As these stories were being shared to the student’s digital writing portfolios on the CUNY Academic Commons, they were limited to using sound effects, music and supplemental images with creative commons licensing. Several envisioned their videos with a soundtrack of their favorite music, but instead spent a significant amount of time sifting through creative commons music to find what closely approximated the mood they were trying to create. Additionally, the stock photographs they used to supplement their personal photography did not always fit with what they were trying to convey.

Adaptions

This assignment can be adjusted to fit nearly any theme or topic, though it lent itself especially well to the visual medium of photography. Merging the personal and academic can bring to life any number of subjects for our students allowing them to engage with material in a way traditional composition simply cannot match on its own.

Assignment Sheet

For your reference, here is the original assignment sheet used for this assignment.

Bibliography

Benmayor, Rina. 2008. “Digital Storytelling as a Signature Pedagogy for the New Humanities.” Arts & Humanities in Higher Education 7 (2): 188–204. https://doi.org/10.1177/1474022208088648

Kitalong, Karla Saari, and Rebecca L. Miner. 2017. “Multimodal Composition Pedagogy Designed to Enhance Author’s Personal Agency: Lessons from Non-academic and Academic Composing Environments.” Computers and Composition 46 (December): 39–55. https://doi.org/10.1016.j.compcom.2017.09.007

Mutnick, Deborah. 1998. “Rethinking the Personal Narrative: Life-Writing and Composition Pedagogy.” In Under Construction, edited by Christine Farris and Chris M. Anson, 79–92. Louisville: University Press of Colorado.

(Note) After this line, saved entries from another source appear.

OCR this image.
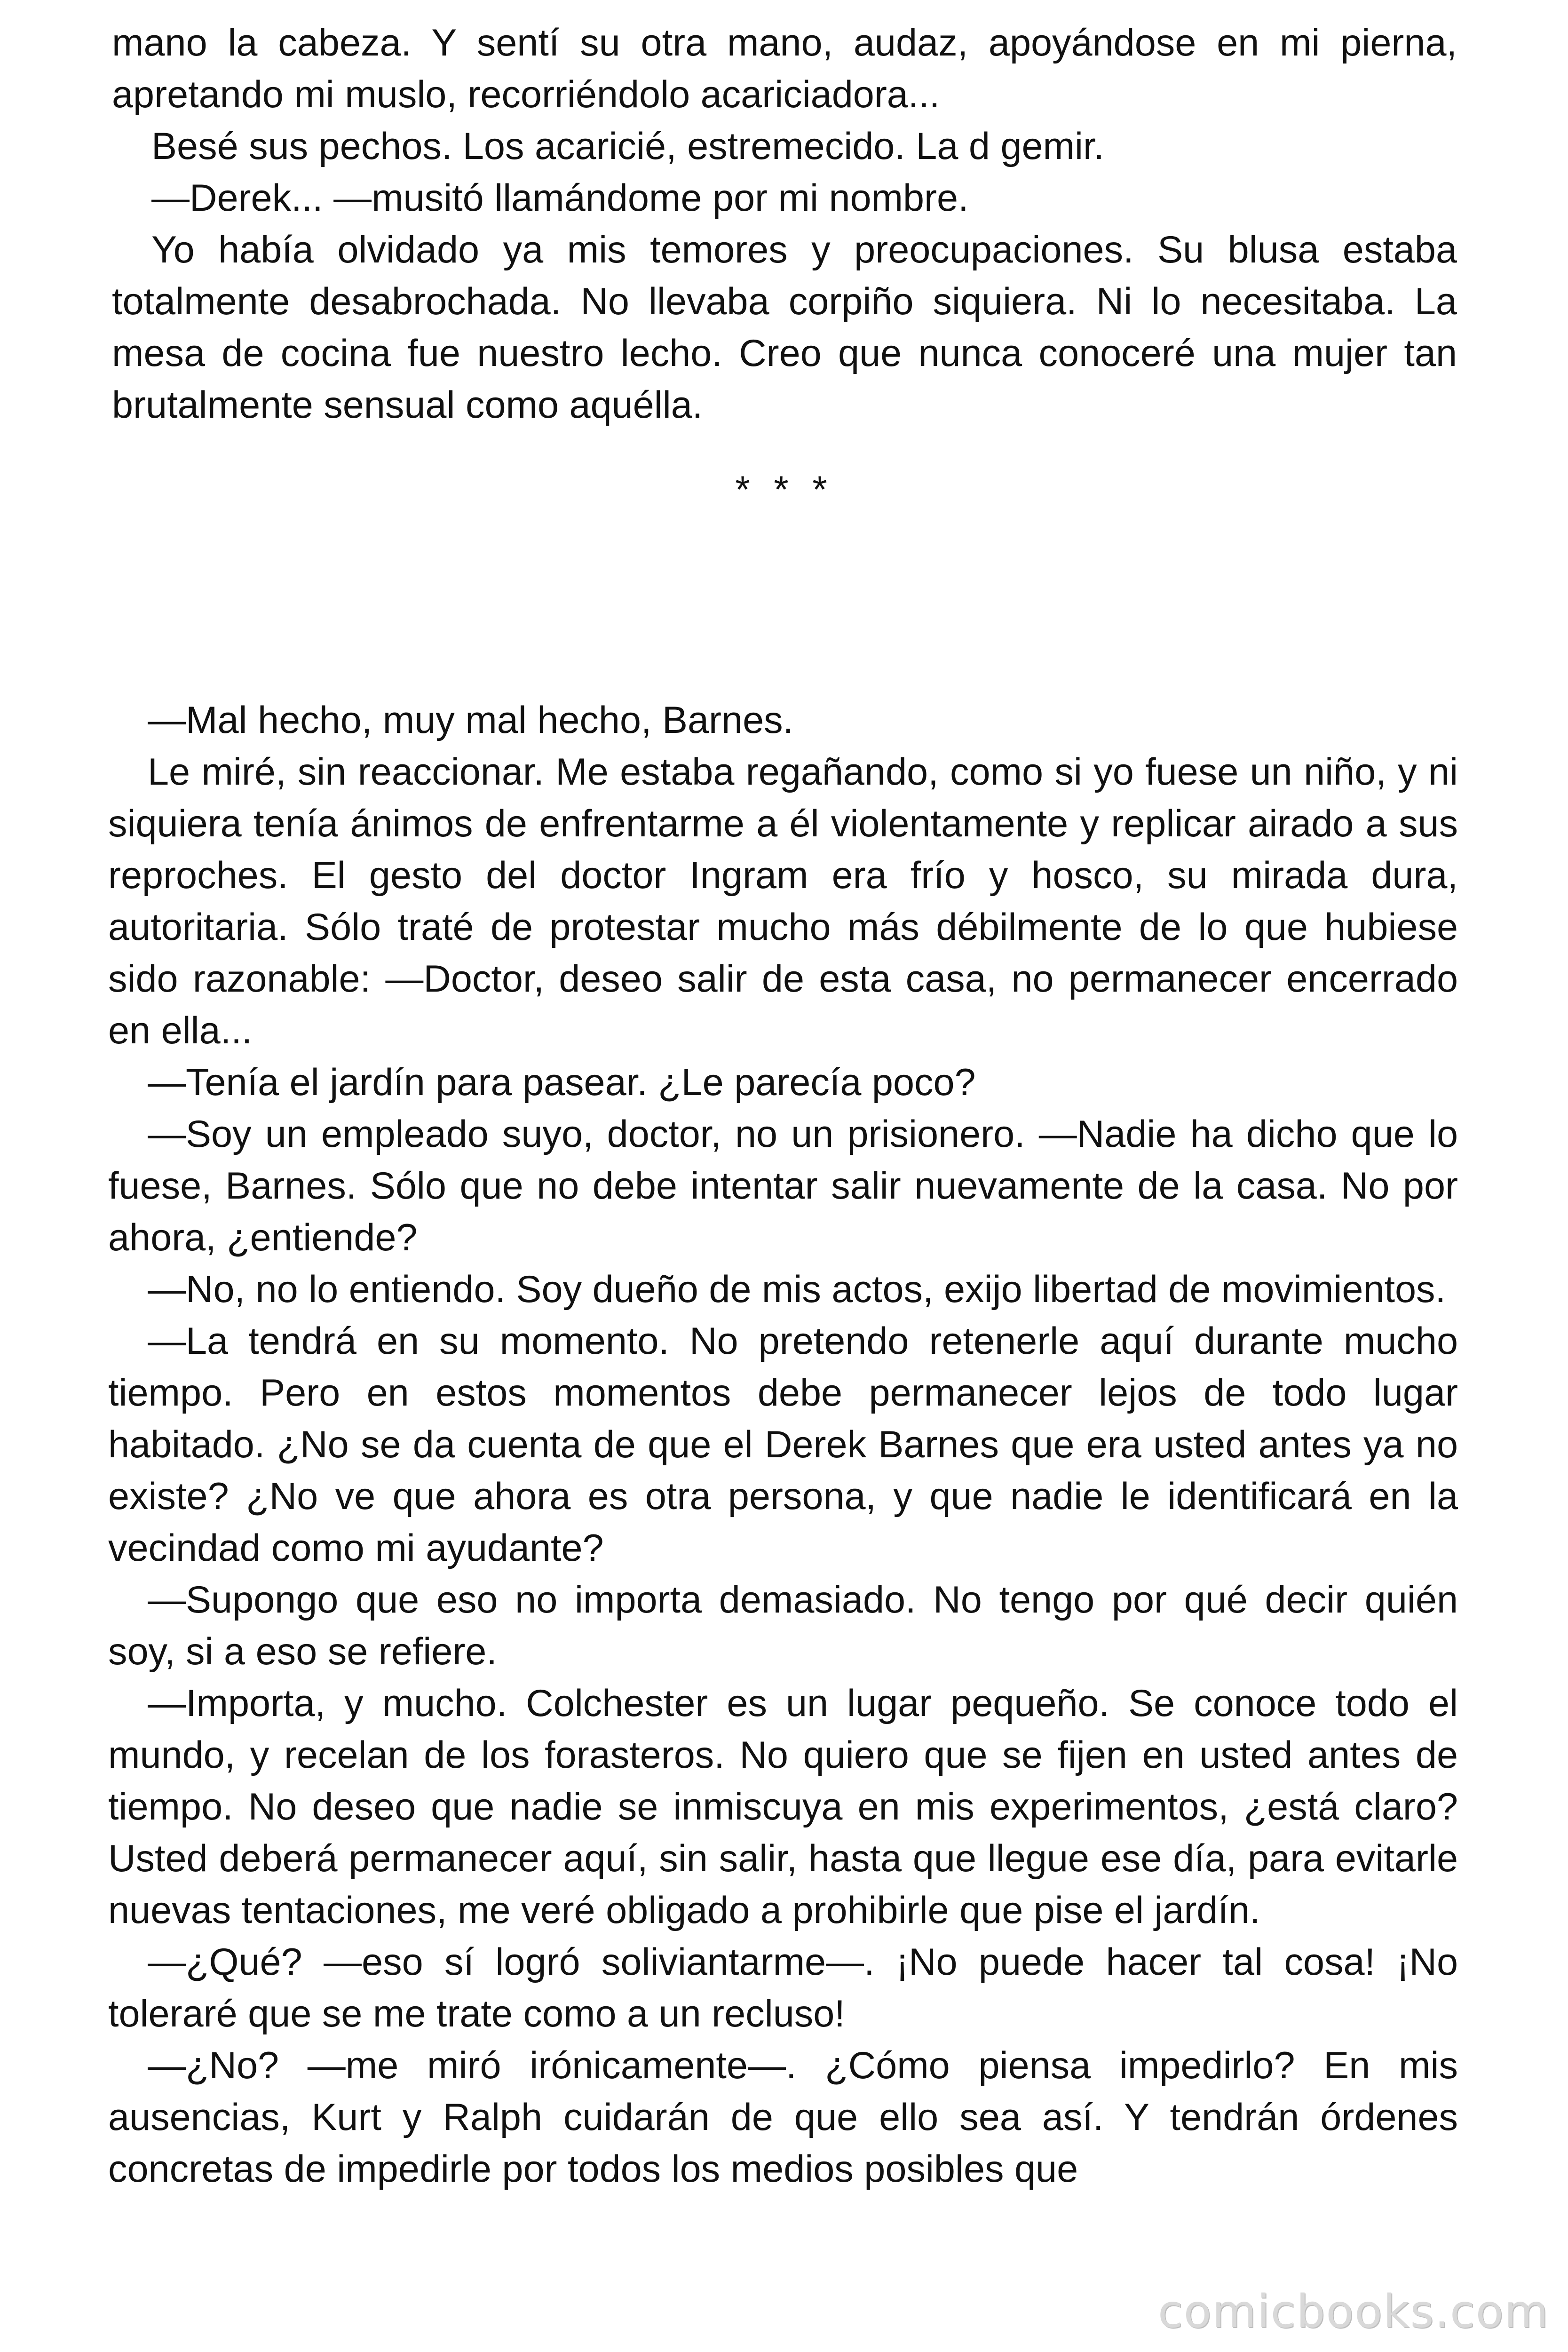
mano la cabeza. Y sentí su otra mano, audaz, apoyándose en mi pierna, apretando mi muslo, recorriéndolo acariciadora...

Besé sus pechos. Los acaricié, estremecido. La d gemir.

—Derek... —musitó llamándome por mi nombre.

Yo había olvidado ya mis temores y preocupaciones. Su blusa estaba totalmente desabrochada. No llevaba corpiño siquiera. Ni lo necesitaba. La mesa de cocina fue nuestro lecho. Creo que nunca conoceré una mujer tan brutalmente sensual como aquélla.

* * *

—Mal hecho, muy mal hecho, Barnes.

Le miré, sin reaccionar. Me estaba regañando, como si yo fuese un niño, y ni siquiera tenía ánimos de enfrentarme a él violentamente y replicar airado a sus reproches. El gesto del doctor Ingram era frío y hosco, su mirada dura, autoritaria. Sólo traté de protestar mucho más débilmente de lo que hubiese sido razonable: —Doctor, deseo salir de esta casa, no permanecer encerrado en ella...

—Tenía el jardín para pasear. ¿Le parecía poco?

—Soy un empleado suyo, doctor, no un prisionero. —Nadie ha dicho que lo fuese, Barnes. Sólo que no debe intentar salir nuevamente de la casa. No por ahora, ¿entiende?

—No, no lo entiendo. Soy dueño de mis actos, exijo libertad de movimientos.

—La tendrá en su momento. No pretendo retenerle aquí durante mucho tiempo. Pero en estos momentos debe permanecer lejos de todo lugar habitado. ¿No se da cuenta de que el Derek Barnes que era usted antes ya no existe? ¿No ve que ahora es otra persona, y que nadie le identificará en la vecindad como mi ayudante?

—Supongo que eso no importa demasiado. No tengo por qué decir quién soy, si a eso se refiere.

—Importa, y mucho. Colchester es un lugar pequeño. Se conoce todo el mundo, y recelan de los forasteros. No quiero que se fijen en usted antes de tiempo. No deseo que nadie se inmiscuya en mis experimentos, ¿está claro? Usted deberá permanecer aquí, sin salir, hasta que llegue ese día, para evitarle nuevas tentaciones, me veré obligado a prohibirle que pise el jardín.

—¿Qué? —eso sí logró soliviantarme—. ¡No puede hacer tal cosa! ¡No toleraré que se me trate como a un recluso!

—¿No? —me miró irónicamente—. ¿Cómo piensa impedirlo? En mis ausencias, Kurt y Ralph cuidarán de que ello sea así. Y tendrán órdenes concretas de impedirle por todos los medios posibles que

comicbooks.com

Robillard, Amy. 2003. “It’s Time for Class: Toward a More Complex Pedagogy of Narrative.” College English 66 (1): 74–92. https://www.jstor.org/stable/3594235

About the Author

Julia Brown has her Master’s degree in English with a writing studies emphasis and a minor in medical humanities from the University of Minnesota-Duluth. She is currently teaching writing and literature at Queensborough Community College and City College of New York. She also serves as the Assistant Director of the Center for Excellence in Teaching and Learning at City College where she mentors faculty in digital pedagogy.